Publié le 17 novembre 2023. Le krach boursier de 1929, souvent considéré comme le catalyseur de la Grande Dépression, est revisité par Andrew Ross Sorkin dans un ouvrage ambitieux qui dresse un parallèle troublant avec les crises financières contemporaines.
- Le livre de Sorkin, 1929, s’appuie sur des archives inédites et des témoignages de première main pour reconstituer les événements qui ont conduit à l’effondrement de Wall Street.
- L’auteur souligne les similitudes entre les « bulles spéculatives » du passé et les engouements actuels pour les cryptomonnaies et l’intelligence artificielle.
- Sorkin met en lumière l’avidité, la corruption et l’incompétence qui ont marqué les années précédant le krach, et s’interroge sur la capacité de l’histoire à nous offrir de véritables leçons.
Andrew Ross Sorkin, journaliste au New York Times et auteur du best-seller Trop gros pour échouer (Too Big to Fail), s’est plongé pendant huit ans dans les mémoires, les documents de la Réserve fédérale de New York et une multitude d’articles de journaux pour écrire 1929. Son objectif : comprendre comment la catastrophe de 1929 a transformé les États-Unis et, surtout, si nous avons tiré les leçons de cette crise.
Pour Sorkin, le krach de 1929 est devenu un mythe national, une métaphore de tous les excès et de toutes les horreurs de la politique et de l’économie américaines. L’effondrement de Lehman Brothers en 2008 a renforcé cette perception, ramenant le souvenir de la Grande Dépression au premier plan. L’auteur ne se contente pas de narrer les événements passés ; il établit un lien direct avec les défis actuels, analysant les « manies du marché » dans les secteurs de la cryptomonnaie et de l’intelligence artificielle.

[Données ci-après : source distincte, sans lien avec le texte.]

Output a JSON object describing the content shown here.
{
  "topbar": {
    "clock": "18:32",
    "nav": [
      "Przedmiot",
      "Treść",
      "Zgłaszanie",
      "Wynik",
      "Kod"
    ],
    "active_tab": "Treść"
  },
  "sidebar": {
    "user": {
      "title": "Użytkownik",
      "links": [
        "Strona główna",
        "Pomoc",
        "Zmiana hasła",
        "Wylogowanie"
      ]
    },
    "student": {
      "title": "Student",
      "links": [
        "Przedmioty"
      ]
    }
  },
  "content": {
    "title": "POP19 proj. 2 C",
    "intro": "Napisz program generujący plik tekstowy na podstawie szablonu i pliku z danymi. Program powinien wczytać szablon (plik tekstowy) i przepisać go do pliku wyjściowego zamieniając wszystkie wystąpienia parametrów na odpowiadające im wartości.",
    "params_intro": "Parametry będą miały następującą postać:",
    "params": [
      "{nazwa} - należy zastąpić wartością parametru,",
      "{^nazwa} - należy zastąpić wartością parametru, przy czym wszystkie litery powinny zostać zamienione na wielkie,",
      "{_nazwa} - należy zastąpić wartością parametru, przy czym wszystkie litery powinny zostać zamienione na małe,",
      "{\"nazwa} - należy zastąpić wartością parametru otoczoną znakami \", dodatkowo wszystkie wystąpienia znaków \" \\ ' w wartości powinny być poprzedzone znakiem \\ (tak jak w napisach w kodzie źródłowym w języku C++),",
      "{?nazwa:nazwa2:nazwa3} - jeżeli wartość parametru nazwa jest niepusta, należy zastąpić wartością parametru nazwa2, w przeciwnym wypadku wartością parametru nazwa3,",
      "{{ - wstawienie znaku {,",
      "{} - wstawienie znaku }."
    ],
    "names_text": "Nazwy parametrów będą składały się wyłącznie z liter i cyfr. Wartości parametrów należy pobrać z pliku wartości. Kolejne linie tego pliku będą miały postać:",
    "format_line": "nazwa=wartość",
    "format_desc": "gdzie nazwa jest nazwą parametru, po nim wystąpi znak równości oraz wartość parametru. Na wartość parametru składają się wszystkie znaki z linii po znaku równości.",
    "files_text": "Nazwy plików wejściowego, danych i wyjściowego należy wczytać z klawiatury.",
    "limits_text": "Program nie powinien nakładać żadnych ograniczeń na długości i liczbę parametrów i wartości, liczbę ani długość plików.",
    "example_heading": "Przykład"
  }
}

Le livre révèle des scandales et des comportements répréhensibles impliquant les acteurs majeurs de Wall Street. Des manipulations de prix aux transactions privilégiées, en passant par la corruption politique, Sorkin expose une galerie de « voyous » qui ont contribué à l’instabilité du marché. Il révèle notamment que J.P. Morgan proposait des actions à des politiciens à des prix inférieurs à ceux du marché, et que le président de la Bourse de New York, Richard Whitney, détournait des fonds pour financer un style de vie luxueux.

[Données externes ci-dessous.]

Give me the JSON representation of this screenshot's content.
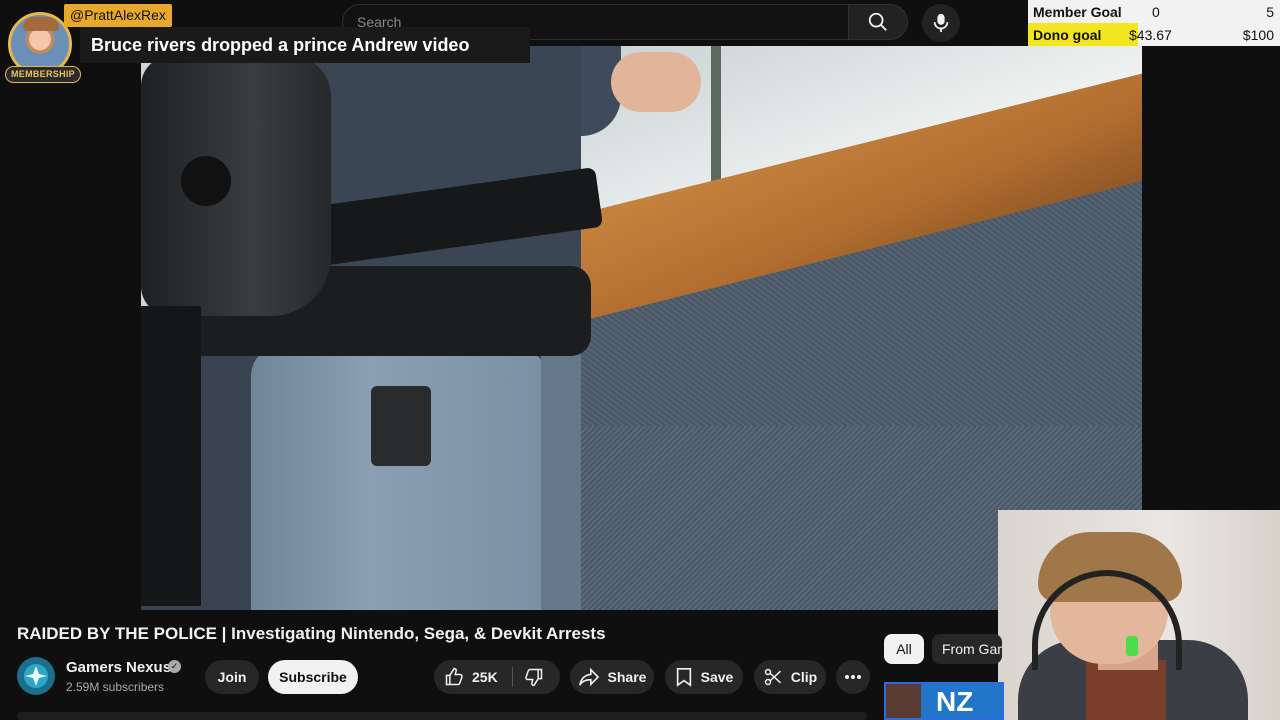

Sorkin décrit également les liens troubles entre les banquiers et les personnalités politiques, ainsi que les alliances inattendues avec des dictateurs fascistes comme Benito Mussolini. Il met en évidence le décalage entre la richesse ostentatoire des élites financières et les difficultés rencontrées par la population.

Bien que l’ouvrage soit riche en détails et en anecdotes, certains critiques lui reprochent un style parfois trop ampoulé et une certaine complaisance envers les protagonistes de cette histoire. Sorkin semble minimiser la responsabilité des banquiers et des financiers, affirmant que « les marchés ne sont pas des concours de vertu et d’honneur ». Il souligne que l’avidité est une force motrice inhérente au système économique, et que les fluctuations du marché sont une conséquence inévitable de cette dynamique.
En fin de compte, 1929 est un récit captivant et instructif qui invite à la réflexion sur les dangers de la spéculation financière et la nécessité d’une régulation efficace des marchés. L’auteur conclut son livre par un appel à la vigilance et une méditation sur la nature humaine, soulignant que l’histoire a tendance à se répéter si nous ne tirons pas les leçons du passé.